The trust has paid “substantially” more claims than were projected by the Future Claims Representative in the forecast it provided to the bankruptcy court at confirmation, the plaintiffs say.

In fact, the FCR predicted that the value of future and pending asbestos claims amounted to about $900 million during the bankruptcy proceeding.
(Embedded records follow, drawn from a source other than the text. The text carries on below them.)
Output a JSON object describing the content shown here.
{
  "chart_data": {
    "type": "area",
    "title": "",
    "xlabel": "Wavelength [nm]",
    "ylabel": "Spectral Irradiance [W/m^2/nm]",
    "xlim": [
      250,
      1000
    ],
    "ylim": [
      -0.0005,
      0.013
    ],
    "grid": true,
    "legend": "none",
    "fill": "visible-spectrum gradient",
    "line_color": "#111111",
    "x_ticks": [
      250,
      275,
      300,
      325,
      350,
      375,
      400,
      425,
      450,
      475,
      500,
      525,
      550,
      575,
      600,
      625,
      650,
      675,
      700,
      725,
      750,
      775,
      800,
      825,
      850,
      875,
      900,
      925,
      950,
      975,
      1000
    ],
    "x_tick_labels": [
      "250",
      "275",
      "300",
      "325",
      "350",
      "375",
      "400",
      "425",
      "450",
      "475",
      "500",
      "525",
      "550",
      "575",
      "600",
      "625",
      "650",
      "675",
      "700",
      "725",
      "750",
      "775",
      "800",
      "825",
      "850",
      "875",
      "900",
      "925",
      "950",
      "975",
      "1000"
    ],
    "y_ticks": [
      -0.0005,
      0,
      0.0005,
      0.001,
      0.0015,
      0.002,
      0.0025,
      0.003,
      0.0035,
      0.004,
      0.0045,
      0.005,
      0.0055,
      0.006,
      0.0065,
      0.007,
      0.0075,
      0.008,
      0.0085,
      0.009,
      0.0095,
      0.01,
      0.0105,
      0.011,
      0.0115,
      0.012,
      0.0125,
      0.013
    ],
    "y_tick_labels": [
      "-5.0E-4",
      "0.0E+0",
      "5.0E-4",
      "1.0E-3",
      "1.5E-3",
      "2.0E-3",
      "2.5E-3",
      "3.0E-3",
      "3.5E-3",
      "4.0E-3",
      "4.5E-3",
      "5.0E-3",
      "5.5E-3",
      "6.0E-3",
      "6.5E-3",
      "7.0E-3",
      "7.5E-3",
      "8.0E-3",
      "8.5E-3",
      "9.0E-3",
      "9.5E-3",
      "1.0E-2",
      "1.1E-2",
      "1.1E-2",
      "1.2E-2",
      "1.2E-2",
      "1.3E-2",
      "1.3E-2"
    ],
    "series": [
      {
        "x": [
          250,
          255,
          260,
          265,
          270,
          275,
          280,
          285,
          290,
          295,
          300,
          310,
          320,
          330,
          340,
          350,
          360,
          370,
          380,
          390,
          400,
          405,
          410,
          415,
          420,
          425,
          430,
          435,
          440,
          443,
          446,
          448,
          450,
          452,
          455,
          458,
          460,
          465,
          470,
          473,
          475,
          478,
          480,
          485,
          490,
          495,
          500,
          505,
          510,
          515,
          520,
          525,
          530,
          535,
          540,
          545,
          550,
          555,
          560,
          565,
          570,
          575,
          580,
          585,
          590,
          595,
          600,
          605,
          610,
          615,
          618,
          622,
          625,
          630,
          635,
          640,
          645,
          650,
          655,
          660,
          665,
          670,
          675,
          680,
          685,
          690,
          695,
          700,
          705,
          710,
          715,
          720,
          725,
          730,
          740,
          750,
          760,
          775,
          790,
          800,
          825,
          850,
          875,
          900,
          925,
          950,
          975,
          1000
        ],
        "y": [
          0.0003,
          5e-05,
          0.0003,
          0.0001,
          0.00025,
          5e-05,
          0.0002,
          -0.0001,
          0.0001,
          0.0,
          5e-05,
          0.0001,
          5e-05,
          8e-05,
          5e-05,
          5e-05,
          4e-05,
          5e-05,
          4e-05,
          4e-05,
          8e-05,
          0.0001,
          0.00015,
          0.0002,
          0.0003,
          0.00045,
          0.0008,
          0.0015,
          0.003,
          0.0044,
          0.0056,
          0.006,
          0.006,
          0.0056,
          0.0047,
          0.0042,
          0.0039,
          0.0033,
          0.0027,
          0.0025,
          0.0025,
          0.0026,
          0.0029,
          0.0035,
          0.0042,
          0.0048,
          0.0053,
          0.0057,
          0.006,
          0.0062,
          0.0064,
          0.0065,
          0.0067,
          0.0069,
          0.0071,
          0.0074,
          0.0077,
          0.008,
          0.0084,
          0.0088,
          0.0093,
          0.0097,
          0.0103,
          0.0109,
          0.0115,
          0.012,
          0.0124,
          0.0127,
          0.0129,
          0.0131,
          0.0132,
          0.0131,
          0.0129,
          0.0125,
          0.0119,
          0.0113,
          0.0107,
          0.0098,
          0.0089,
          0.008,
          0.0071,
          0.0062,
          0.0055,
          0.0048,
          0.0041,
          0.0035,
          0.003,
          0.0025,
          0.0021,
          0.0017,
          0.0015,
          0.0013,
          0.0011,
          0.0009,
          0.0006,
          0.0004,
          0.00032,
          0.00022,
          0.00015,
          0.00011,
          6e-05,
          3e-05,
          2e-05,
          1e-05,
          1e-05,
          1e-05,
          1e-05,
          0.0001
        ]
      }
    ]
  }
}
However, after a settlement was reached and claims were paid, the trust concluded the more appropriate value is closer to $2 billion when trust funds started to run out.

“The substantial difference between the tort forecast provided by the FCR’s expert and the $2 billion estimate by the trust confirms that the trust is paying claims that were not expected to be compensated in the tort system,” the insurers argue.

While increasing a debtor’s liability is allowed after a plan of reorganization has been approved and a trust has been established, Christian said it should not be common practice.

“It is and should be unusual, but it’s not unheard of,” he said.

Christian said trusts continue to lack transparency that could help curb the fraud happening in the midst of “typical opacity.”

Transparency litigation has been a hot topic recently as Wisconsin became the third state to pass transparency laws requiring disclosure of trust claim forms and the U.S. Senate currently sits on the Furthering Asbestos Claims Transparency Act, a federal transparency bill that would apply to all bankruptcy trusts.

If passed, the FACT Act would require asbestos bankruptcy trusts to release information on those seeking compensation due to asbestos exposure in public quarterly reports, including “detailed information regarding the receipt and disposition of claims for injuries on exposure to asbestos, and for other purposes.”

Christian said establishing transparency will have a positive impact on the asbestos bankruptcy trust system as it discourages fraud.

“I think that will pay real dividends for the system, for the economy and for fairness as it relates to individuals with real asbestos claims,” he said.

He added that transparency will cut out expenses as it answers questions about who is getting what from whom.

“Trust transparency would further the supposed goals of having these trust funds in the first place,” he said.